Will Next Investigation Be: Who Let Islamic State In?
“Our last message is to the Americans,” Abu Bakr al-Baghdadi said in an audio recording released on Jan. 21, 2014. “Soon we will be in direct confrontation, and the sons of Islam have prepared for such a day. So watch, for we are with you, watching.” Deputy Assistant Secretary of State Brett McGurk quoted these words from Baghdadi in written testimony he submitted to the House Foreign Affairs Committee on Feb. 5, 2014.
“Our last message is to the Americans,” Abu Bakr al-Baghdadi said in an audio recording released on Jan. 21, 2014. “Soon we will be in direct confrontation, and the sons of Islam have prepared for such a day. So watch, for we are with you, watching.”
Deputy Assistant Secretary of State Brett McGurk quoted these words from Baghdadi in written testimony he submitted to the House Foreign Affairs Committee on Feb. 5, 2014.
Baghdadi leads the terrorist movement that then called itself the Islamic State of Iraq and the Levant and now calls itself simply the Islamic State.
This week, testifying in the House Armed Services Committee, former Acting CIA Director Michael Morell gave his assessment of whether the United States should take seriously the Islamic State’s threats to attack this country.
“The head of the U.K.‘s domestic security agency has warned that ISIS is planning mass casualty attacks in Britain,” Morell told the committee. “ISIS has said that it wants to conduct similar attacks on the United States.
"One of the things I learned in 33 years in the CIA is sometimes it is really important to listen to what your adversary tells you,” he said. “Sometimes they tell you exactly what they are going to do.”

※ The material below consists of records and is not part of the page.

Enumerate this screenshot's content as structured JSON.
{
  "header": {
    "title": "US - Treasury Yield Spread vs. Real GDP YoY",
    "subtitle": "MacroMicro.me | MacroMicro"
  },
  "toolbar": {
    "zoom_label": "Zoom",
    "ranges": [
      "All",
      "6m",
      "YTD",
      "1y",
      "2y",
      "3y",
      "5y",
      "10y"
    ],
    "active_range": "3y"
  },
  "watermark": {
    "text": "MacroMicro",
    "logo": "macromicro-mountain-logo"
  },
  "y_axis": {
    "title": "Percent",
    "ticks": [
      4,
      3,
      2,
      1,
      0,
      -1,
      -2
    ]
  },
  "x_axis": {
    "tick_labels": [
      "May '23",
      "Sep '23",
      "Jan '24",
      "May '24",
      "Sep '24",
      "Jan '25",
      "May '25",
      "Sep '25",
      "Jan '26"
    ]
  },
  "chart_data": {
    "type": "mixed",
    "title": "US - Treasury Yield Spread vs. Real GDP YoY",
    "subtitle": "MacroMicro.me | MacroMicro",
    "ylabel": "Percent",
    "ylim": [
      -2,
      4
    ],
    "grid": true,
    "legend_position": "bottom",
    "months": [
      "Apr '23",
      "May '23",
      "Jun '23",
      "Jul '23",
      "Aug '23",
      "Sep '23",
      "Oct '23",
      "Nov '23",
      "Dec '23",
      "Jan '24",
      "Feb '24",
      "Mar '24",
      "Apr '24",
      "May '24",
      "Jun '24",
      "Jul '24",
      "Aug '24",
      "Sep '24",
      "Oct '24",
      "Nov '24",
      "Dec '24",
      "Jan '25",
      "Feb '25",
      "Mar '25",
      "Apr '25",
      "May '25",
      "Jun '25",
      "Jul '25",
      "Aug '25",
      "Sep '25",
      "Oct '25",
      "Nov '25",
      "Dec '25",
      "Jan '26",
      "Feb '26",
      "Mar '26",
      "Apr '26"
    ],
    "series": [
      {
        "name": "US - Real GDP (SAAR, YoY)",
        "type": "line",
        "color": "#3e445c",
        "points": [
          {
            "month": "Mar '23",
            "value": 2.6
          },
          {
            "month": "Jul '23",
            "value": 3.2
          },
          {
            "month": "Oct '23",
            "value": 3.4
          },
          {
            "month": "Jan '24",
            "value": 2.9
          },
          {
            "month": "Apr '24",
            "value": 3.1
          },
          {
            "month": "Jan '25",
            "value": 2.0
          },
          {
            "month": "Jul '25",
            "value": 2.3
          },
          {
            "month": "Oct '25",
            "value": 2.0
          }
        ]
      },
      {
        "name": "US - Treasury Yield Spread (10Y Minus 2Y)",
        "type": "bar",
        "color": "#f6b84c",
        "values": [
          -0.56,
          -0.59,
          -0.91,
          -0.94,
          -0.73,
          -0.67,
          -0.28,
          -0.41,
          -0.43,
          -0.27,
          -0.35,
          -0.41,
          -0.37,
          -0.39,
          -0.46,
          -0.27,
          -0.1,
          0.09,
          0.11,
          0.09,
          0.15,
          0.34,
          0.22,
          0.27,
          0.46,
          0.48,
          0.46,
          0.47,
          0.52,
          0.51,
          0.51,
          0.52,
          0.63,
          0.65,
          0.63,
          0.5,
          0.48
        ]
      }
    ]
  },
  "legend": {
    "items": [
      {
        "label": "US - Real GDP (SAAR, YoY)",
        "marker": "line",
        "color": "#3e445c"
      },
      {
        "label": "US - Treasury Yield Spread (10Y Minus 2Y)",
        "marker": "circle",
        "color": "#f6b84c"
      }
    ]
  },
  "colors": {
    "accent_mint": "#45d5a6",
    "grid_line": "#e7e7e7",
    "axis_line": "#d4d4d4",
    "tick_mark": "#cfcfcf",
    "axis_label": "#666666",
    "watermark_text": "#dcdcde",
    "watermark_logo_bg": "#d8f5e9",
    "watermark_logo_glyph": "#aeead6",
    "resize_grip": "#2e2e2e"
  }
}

“ISIS has told us they are going to attack us here,” he said. “Now that they have the attack capability in Europe, they are almost certainly working to do the same thing here, and unless they are degraded, they will succeed here.
"I don’t have any doubt about that,” Morell said.
In his written testimony, Morell distinguished between two types of attacks ISIS could perpetrate here — “indirect” attacks and “directed” attacks.
“In mid-2015, that threat was largely indirect — ISIS’s ability to radicalize young American men and women to conduct lone wolf attacks here,” he said. “That indirect threat remains today.”
“Such attacks have already occurred in the U.S., including the attack in San Bernardino last month, which in terms of fatalities was the largest terrorist attack in the United States since 9/11,” he said.
“Today,” Morell said, “we face an additional threat from ISIS — a direct threat — an ISIS capability to plan and direct attacks in the homeland from the group’s safe haven in Iraq and Syria. Just like the group did in Paris in November.”
“Nearly 30,000 individuals from over 100 countries have traveled to Syria and Iraq,” he said. “Some are homesteading there to help create the caliphate, others will die on the battlefield, but still others will return home — carrying with them the potential to conduct attacks. This has already happened in Europe.”
While the federal government may not be able stop native U.S. citizens living here from becoming radicalized Islamic State sympathizers, it has a duty to stop Islamic State sympathizers and other radical Islamists who are foreign nationals from entering the United States.
After 9/11, Congress created The National Commission on Terrorist Attacks Upon the United States to investigate how that attack unfolded. Among its discoveries: The government did not adequately enforce the existing immigration and border-security laws.
“It is perhaps obvious to state that terrorists cannot plan and carry out attacks in the United States if they are unable to enter the country,” said the 9/11 Commission staff report on “Terrorist Travel.”
“Yet prior to September 11, while there were efforts to enhance border security, no agency of the U.S. government thought of border security as a tool in the counterterrorism arsenal,” said this report. “Indeed, even after 19 hijackers demonstrated the relative ease of obtaining a U.S. visa and gaining admission into the United States, border security still is not considered a cornerstone of national security policy.”
This report was published Aug. 21, 2004 — three years after 9/11.
The report said of the hijackers: “we endeavor to dispel the myth that their entry into the United States was 'clean and legal.’ It was not.”
“Three hijackers carried passports with indicators of Islamic extremism linked to al Qaeda; two others carried passports manipulated in a fraudulent manner,” said the report. “It is likely that several more hijackers carried passports with similar fraudulent manipulation.
"Two hijackers lied on their visa applications,” it said. “Once in the United States, two hijacker violated the terms of their visas. One overstayed his visa. And all but one obtained some form of state identification.
"We know that six of the hijackers used these state identifications to check in for their flights on September 11,” said the report. “Three of them were fraudulently obtained.”
And the presence of illegal immigrants in the United States helped the hijackers.
“Three Salvadoran immigrants living in Virginia, two illegally and one as a lawful permanent resident, were found guilty of helping four September 11 operatives use fraudulent documentation to obtain Virginia identification documents,” said this 9/11 Commission staff report.
More than 14 years have passed since 9/11. Yet our borders are still open and our immigration laws are not enforced.